Sarmatian - Suslovo cultures, late 2nd century B.C. - 2nd century A.D.
The Middle Sarmatian culture covered the steppes of Eurasia from the
Danube River to the southern Ural Steppes. During this time a sharp
decrease in the population occurred in the region because of deteriorating
climatic conditions in the southern Ural area and the tribal migration to
the west and southeast.
Sarmatian - the Alan or Shipovskaya cultures, 2nd - 4th century A.D.
Late Sarmatian sites were first identified by P.D. Rau, who also
associated the Late Sarmatian sites with the historical Alans. At the
beginning of the 1st century A.D., the Alans another Iranian group of
nomads had occupied lands in the northeast Azov Sea area, along the Don.
Based on the archaeological material they were one of the Iranian-speaking
nomadic tribes began to enter the Sarmatian area between the middle of the
1st and the 2nd century A.D. The written sources suggest that from the
second half of the 1st to 4th century A.D. the Alans had supremacy over
the tribal union and created a powerful confederation of tribes.

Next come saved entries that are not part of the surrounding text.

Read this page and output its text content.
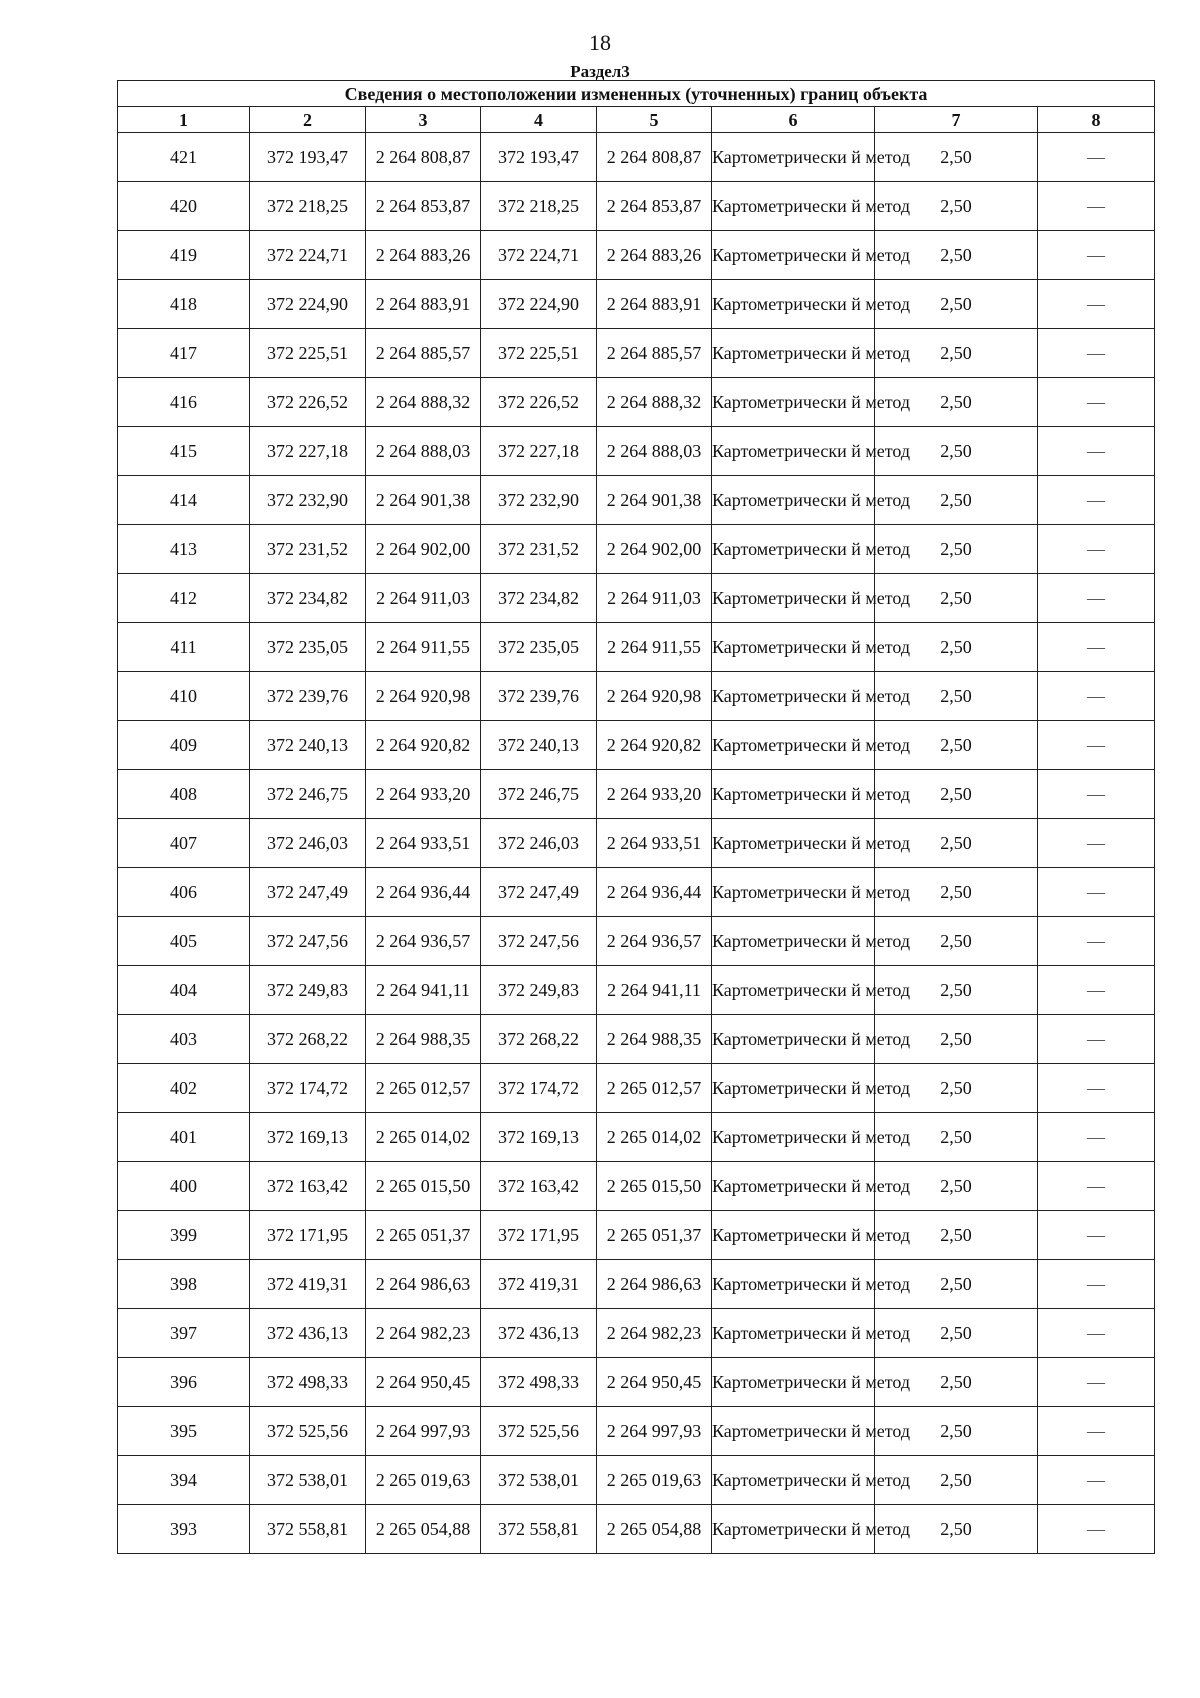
18
Раздел3
Сведения о местоположении измененных (уточненных) границ объекта							
1	2	3	4	5	6	7	8
421	372 193,47	2 264 808,87	372 193,47	2 264 808,87	Картометрически й метод	2,50	—
420	372 218,25	2 264 853,87	372 218,25	2 264 853,87	Картометрически й метод	2,50	—
419	372 224,71	2 264 883,26	372 224,71	2 264 883,26	Картометрически й метод	2,50	—
418	372 224,90	2 264 883,91	372 224,90	2 264 883,91	Картометрически й метод	2,50	—
417	372 225,51	2 264 885,57	372 225,51	2 264 885,57	Картометрически й метод	2,50	—
416	372 226,52	2 264 888,32	372 226,52	2 264 888,32	Картометрически й метод	2,50	—
415	372 227,18	2 264 888,03	372 227,18	2 264 888,03	Картометрически й метод	2,50	—
414	372 232,90	2 264 901,38	372 232,90	2 264 901,38	Картометрически й метод	2,50	—
413	372 231,52	2 264 902,00	372 231,52	2 264 902,00	Картометрически й метод	2,50	—
412	372 234,82	2 264 911,03	372 234,82	2 264 911,03	Картометрически й метод	2,50	—
411	372 235,05	2 264 911,55	372 235,05	2 264 911,55	Картометрически й метод	2,50	—
410	372 239,76	2 264 920,98	372 239,76	2 264 920,98	Картометрически й метод	2,50	—
409	372 240,13	2 264 920,82	372 240,13	2 264 920,82	Картометрически й метод	2,50	—
408	372 246,75	2 264 933,20	372 246,75	2 264 933,20	Картометрически й метод	2,50	—
407	372 246,03	2 264 933,51	372 246,03	2 264 933,51	Картометрически й метод	2,50	—
406	372 247,49	2 264 936,44	372 247,49	2 264 936,44	Картометрически й метод	2,50	—
405	372 247,56	2 264 936,57	372 247,56	2 264 936,57	Картометрически й метод	2,50	—
404	372 249,83	2 264 941,11	372 249,83	2 264 941,11	Картометрически й метод	2,50	—
403	372 268,22	2 264 988,35	372 268,22	2 264 988,35	Картометрически й метод	2,50	—
402	372 174,72	2 265 012,57	372 174,72	2 265 012,57	Картометрически й метод	2,50	—
401	372 169,13	2 265 014,02	372 169,13	2 265 014,02	Картометрически й метод	2,50	—
400	372 163,42	2 265 015,50	372 163,42	2 265 015,50	Картометрически й метод	2,50	—
399	372 171,95	2 265 051,37	372 171,95	2 265 051,37	Картометрически й метод	2,50	—
398	372 419,31	2 264 986,63	372 419,31	2 264 986,63	Картометрически й метод	2,50	—
397	372 436,13	2 264 982,23	372 436,13	2 264 982,23	Картометрически й метод	2,50	—
396	372 498,33	2 264 950,45	372 498,33	2 264 950,45	Картометрически й метод	2,50	—
395	372 525,56	2 264 997,93	372 525,56	2 264 997,93	Картометрически й метод	2,50	—
394	372 538,01	2 265 019,63	372 538,01	2 265 019,63	Картометрически й метод	2,50	—
393	372 558,81	2 265 054,88	372 558,81	2 265 054,88	Картометрически й метод	2,50	—
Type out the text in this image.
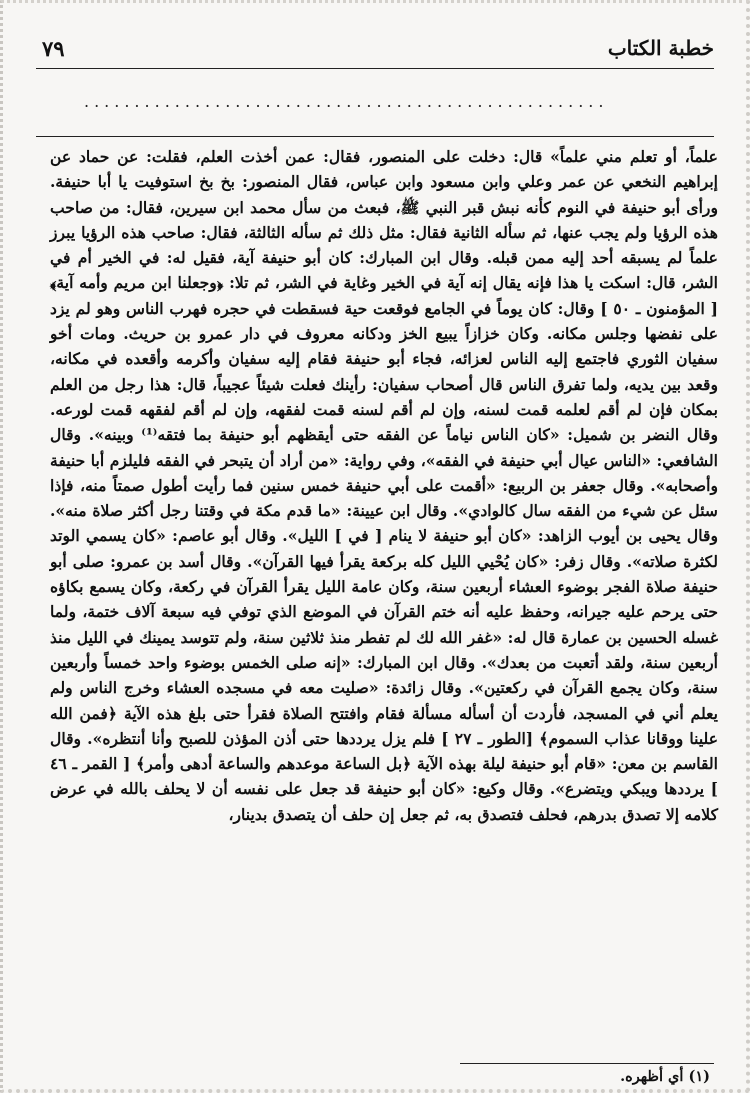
٧٩	خطبة الكتاب
....................................................

علماً، أو تعلم مني علماً» قال: دخلت على المنصور، فقال: عمن أخذت العلم، فقلت: عن حماد عن إبراهيم النخعي عن عمر وعلي وابن مسعود وابن عباس، فقال المنصور: بخ بخ استوفيت يا أبا حنيفة. ورأى أبو حنيفة في النوم كأنه نبش قبر النبي ﷺ، فبعث من سأل محمد ابن سيرين، فقال: من صاحب هذه الرؤيا ولم يجب عنها، ثم سأله الثانية فقال: مثل ذلك ثم سأله الثالثة، فقال: صاحب هذه الرؤيا يبرز علماً لم يسبقه أحد إليه ممن قبله. وقال ابن المبارك: كان أبو حنيفة آية، فقيل له: في الخير أم في الشر، قال: اسكت يا هذا فإنه يقال إنه آية في الخير وغاية في الشر، ثم تلا: ﴿وجعلنا ابن مريم وأمه آية﴾ [ المؤمنون ـ ٥٠ ] وقال: كان يوماً في الجامع فوقعت حية فسقطت في حجره فهرب الناس وهو لم يزد على نفضها وجلس مكانه. وكان خزازاً يبيع الخز ودكانه معروف في دار عمرو بن حريث. ومات أخو سفيان الثوري فاجتمع إليه الناس لعزائه، فجاء أبو حنيفة فقام إليه سفيان وأكرمه وأقعده في مكانه، وقعد بين يديه، ولما تفرق الناس قال أصحاب سفيان: رأينك فعلت شيئاً عجيباً، قال: هذا رجل من العلم بمكان فإن لم أقم لعلمه قمت لسنه، وإن لم أقم لسنه قمت لفقهه، وإن لم أقم لفقهه قمت لورعه. وقال النضر بن شميل: «كان الناس نياماً عن الفقه حتى أيقظهم أبو حنيفة بما فتقه⁽¹⁾ وبينه». وقال الشافعي: «الناس عيال أبي حنيفة في الفقه»، وفي رواية: «من أراد أن يتبحر في الفقه فليلزم أبا حنيفة وأصحابه». وقال جعفر بن الربيع: «أقمت على أبي حنيفة خمس سنين فما رأيت أطول صمتاً منه، فإذا سئل عن شيء من الفقه سال كالوادي». وقال ابن عيينة: «ما قدم مكة في وقتنا رجل أكثر صلاة منه». وقال يحيى بن أيوب الزاهد: «كان أبو حنيفة لا ينام [ في ] الليل». وقال أبو عاصم: «كان يسمي الوتد لكثرة صلاته». وقال زفر: «كان يُحْيي الليل كله بركعة يقرأ فيها القرآن». وقال أسد بن عمرو: صلى أبو حنيفة صلاة الفجر بوضوء العشاء أربعين سنة، وكان عامة الليل يقرأ القرآن في ركعة، وكان يسمع بكاؤه حتى يرحم عليه جيرانه، وحفظ عليه أنه ختم القرآن في الموضع الذي توفي فيه سبعة آلاف ختمة، ولما غسله الحسين بن عمارة قال له: «غفر الله لك لم تفطر منذ ثلاثين سنة، ولم تتوسد يمينك في الليل منذ أربعين سنة، ولقد أتعبت من بعدك». وقال ابن المبارك: «إنه صلى الخمس بوضوء واحد خمساً وأربعين سنة، وكان يجمع القرآن في ركعتين». وقال زائدة: «صليت معه في مسجده العشاء وخرج الناس ولم يعلم أني في المسجد، فأردت أن أسأله مسألة فقام وافتتح الصلاة فقرأ حتى بلغ هذه الآية ﴿فمن الله علينا ووقانا عذاب السموم﴾ [الطور ـ ٢٧ ] فلم يزل يرددها حتى أذن المؤذن للصبح وأنا أنتظره». وقال القاسم بن معن: «قام أبو حنيفة ليلة بهذه الآية ﴿بل الساعة موعدهم والساعة أدهى وأمر﴾ [ القمر ـ ٤٦ ] يرددها ويبكي ويتضرع». وقال وكيع: «كان أبو حنيفة قد جعل على نفسه أن لا يحلف بالله في عرض كلامه إلا تصدق بدرهم، فحلف فتصدق به، ثم جعل إن حلف أن يتصدق بدينار،

(١) أي أظهره.
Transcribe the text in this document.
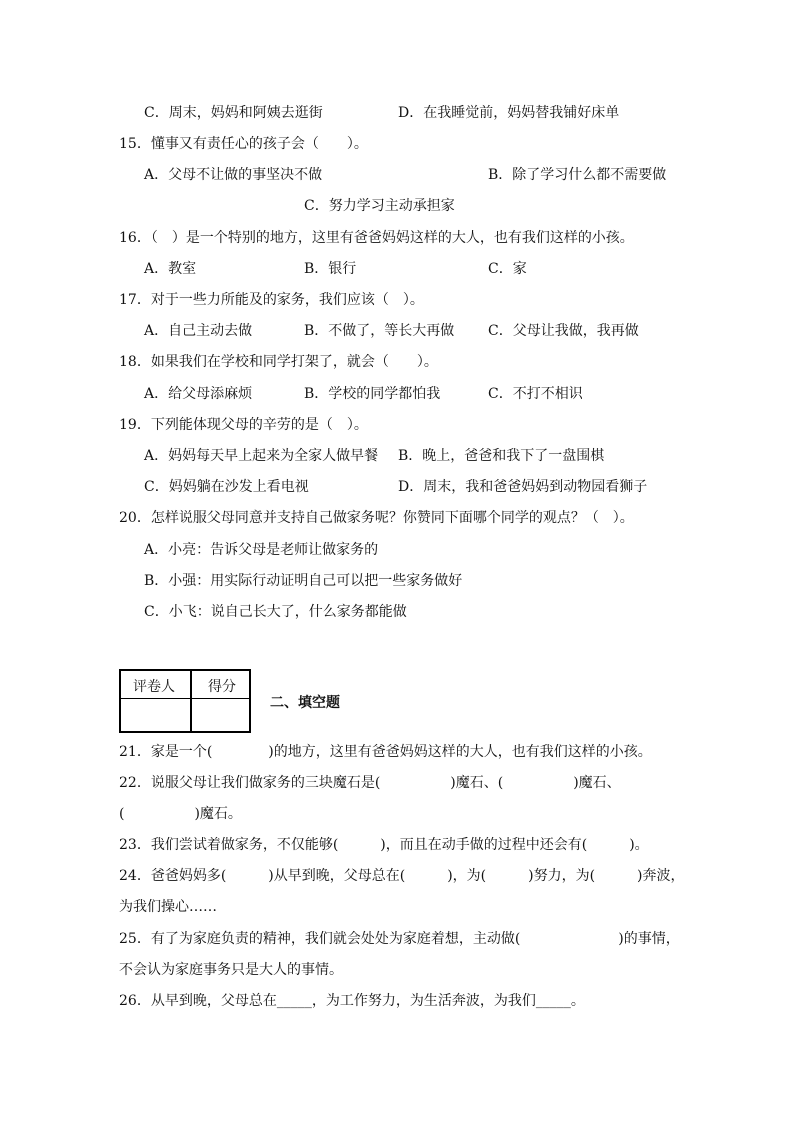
C．周末，妈妈和阿姨去逛街	D．在我睡觉前，妈妈替我铺好床单
15．懂事又有责任心的孩子会（　　）。
A．父母不让做的事坚决不做	B．除了学习什么都不需要做
C．努力学习主动承担家
16．（　）是一个特别的地方，这里有爸爸妈妈这样的大人，也有我们这样的小孩。
A．教室	B．银行	C．家
17．对于一些力所能及的家务，我们应该（　）。
A．自己主动去做	B．不做了，等长大再做 C．父母让我做，我再做
18．如果我们在学校和同学打架了，就会（　　）。
A．给父母添麻烦	B．学校的同学都怕我	C．不打不相识
19．下列能体现父母的辛劳的是（　）。
A．妈妈每天早上起来为全家人做早餐 B．晚上，爸爸和我下了一盘围棋
C．妈妈躺在沙发上看电视	D．周末，我和爸爸妈妈到动物园看狮子
20．怎样说服父母同意并支持自己做家务呢？你赞同下面哪个同学的观点？（　）。
A．小亮：告诉父母是老师让做家务的
B．小强：用实际行动证明自己可以把一些家务做好
C．小飞：说自己长大了，什么家务都能做
评卷人 得分
二、填空题
21．家是一个(　　　　)的地方，这里有爸爸妈妈这样的大人，也有我们这样的小孩。
22．说服父母让我们做家务的三块魔石是(　　　　　)魔石、(　　　　　)魔石、
(　　　　　)魔石。
23．我们尝试着做家务，不仅能够(　　　)，而且在动手做的过程中还会有(　　　)。
24．爸爸妈妈多(　　　)从早到晚，父母总在(　　　)，为(　　　)努力，为(　　　)奔波，
为我们操心……
25．有了为家庭负责的精神，我们就会处处为家庭着想，主动做(　　　　　　　)的事情，
不会认为家庭事务只是大人的事情。
26．从早到晚，父母总在_____，为工作努力，为生活奔波，为我们_____。
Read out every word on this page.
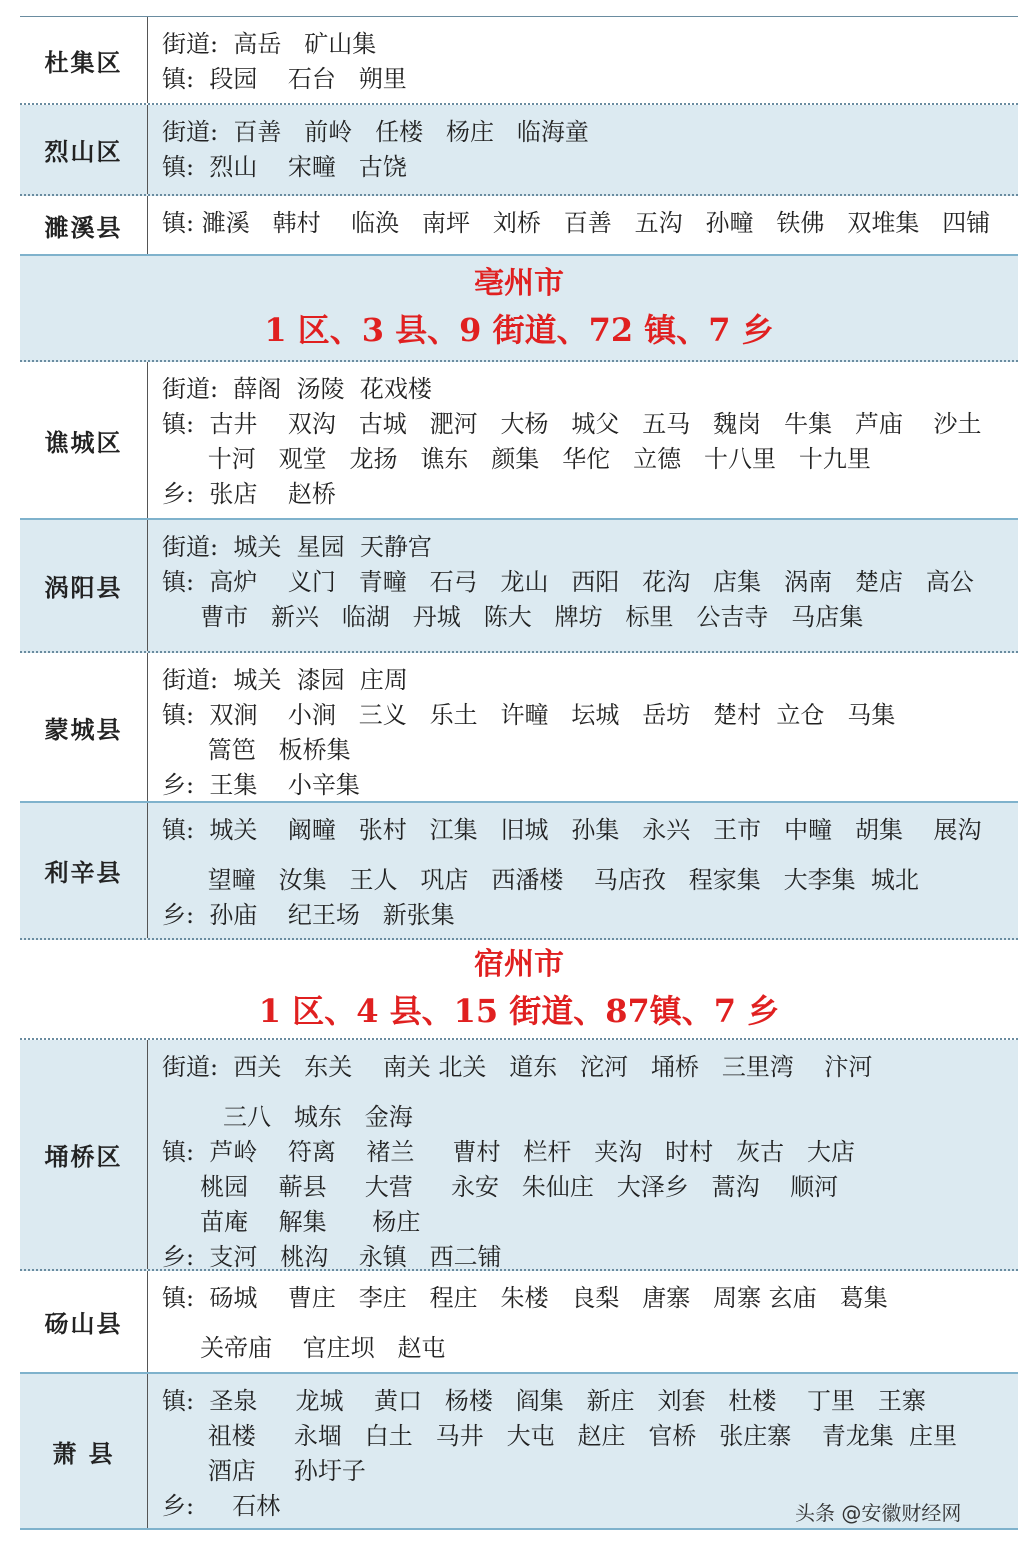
杜集区
街道:  高岳   矿山集
镇:  段园    石台   朔里
烈山区
街道:  百善   前岭   任楼   杨庄   临海童
镇:  烈山    宋疃   古饶
濉溪县	镇: 濉溪   韩村    临涣   南坪   刘桥   百善   五沟   孙疃   铁佛   双堆集   四铺
亳州市
1 区、3 县、9 街道、72 镇、7 乡
谯城区
街道:  薛阁  汤陵  花戏楼
镇:  古井    双沟   古城   淝河   大杨   城父   五马   魏岗   牛集   芦庙    沙土
十河   观堂   龙扬   谯东   颜集   华佗   立德   十八里   十九里
乡:  张店    赵桥
涡阳县
街道:  城关  星园  天静宫
镇:  高炉    义门   青疃   石弓   龙山   西阳   花沟   店集   涡南   楚店   高公
曹市   新兴   临湖   丹城   陈大   牌坊   标里   公吉寺   马店集
蒙城县
街道:  城关  漆园  庄周
镇:  双涧    小涧   三义   乐土   许疃   坛城   岳坊   楚村  立仓   马集
篙笆   板桥集
乡:  王集    小辛集
利辛县
镇:  城关    阚疃   张村   江集   旧城   孙集   永兴   王市   中疃   胡集    展沟
望疃   汝集   王人   巩店   西潘楼    马店孜   程家集   大李集  城北
乡:  孙庙    纪王场   新张集
宿州市
1 区、4 县、15 街道、87镇、7 乡
埇桥区
街道:  西关   东关    南关 北关   道东   沱河   埇桥   三里湾    汴河
三八   城东   金海
镇:  芦岭    符离    褚兰     曹村   栏杆   夹沟   时村   灰古   大店
桃园    蕲县     大营     永安   朱仙庄   大泽乡   蒿沟    顺河
苗庵    解集      杨庄
乡:  支河   桃沟    永镇   西二铺
砀山县
镇:  砀城    曹庄   李庄   程庄   朱楼   良梨   唐寨   周寨 玄庙   葛集
关帝庙    官庄坝   赵屯
萧 县
镇:  圣泉     龙城    黄口   杨楼   阎集   新庄   刘套   杜楼    丁里   王寨
祖楼     永堌   白土   马井   大屯   赵庄   官桥   张庄寨    青龙集  庄里
酒店     孙圩子
乡:     石林	头条 @安徽财经网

They
continued to rule in the North Black Sea steppes until they were invaded
by the Huns in the late 4th century A.D. Most of the Alans were absorbed
by the Huns while a small number of them fled to the North Caucasus or
went west and reached the shores of Gibraltar.
One of the
most characteristic traits of the Late Sarmatian culture was the
artificial deformation of skulls. This was probably accomplished by tying
a soft cloth around the infant's head forcing an elongation of the
cranium. This cultural trait was specific to the populations living east
of the Don River and included the Southern Ural population. In contrast to
the Middle Sarmatian culture, the predominant orientation of the deceased
was to the north.
and Social Class
The religious practices were consistent among the Sauro-Sarmatian nomads.
They were typical of the Iranian-clan-tribal cults of pre-Zoroastrian.
Their gods were personified. Those gods of nature were the sky, the earth,
and fire. Gods pertaining to social concepts were the domestic hearth and
war. The evidence of fire cult practices is exemplified by charcoal and
ashes found in the burials.
The high amount of offensive weapons found in Sarmatian graves
indicates a military-oriented nomadic life. Some of the rich burial sites
of the Sarmatian aristocrats excavated in the Ural region indicates a
defined social stratification had developed for the nomadic society. Class
formation processes were accelerated greatly as the nomads from the
southern Ural steeps and Volga region advanced westward and came into
contact with Greek and Roman agriculture, industry, and trade centres.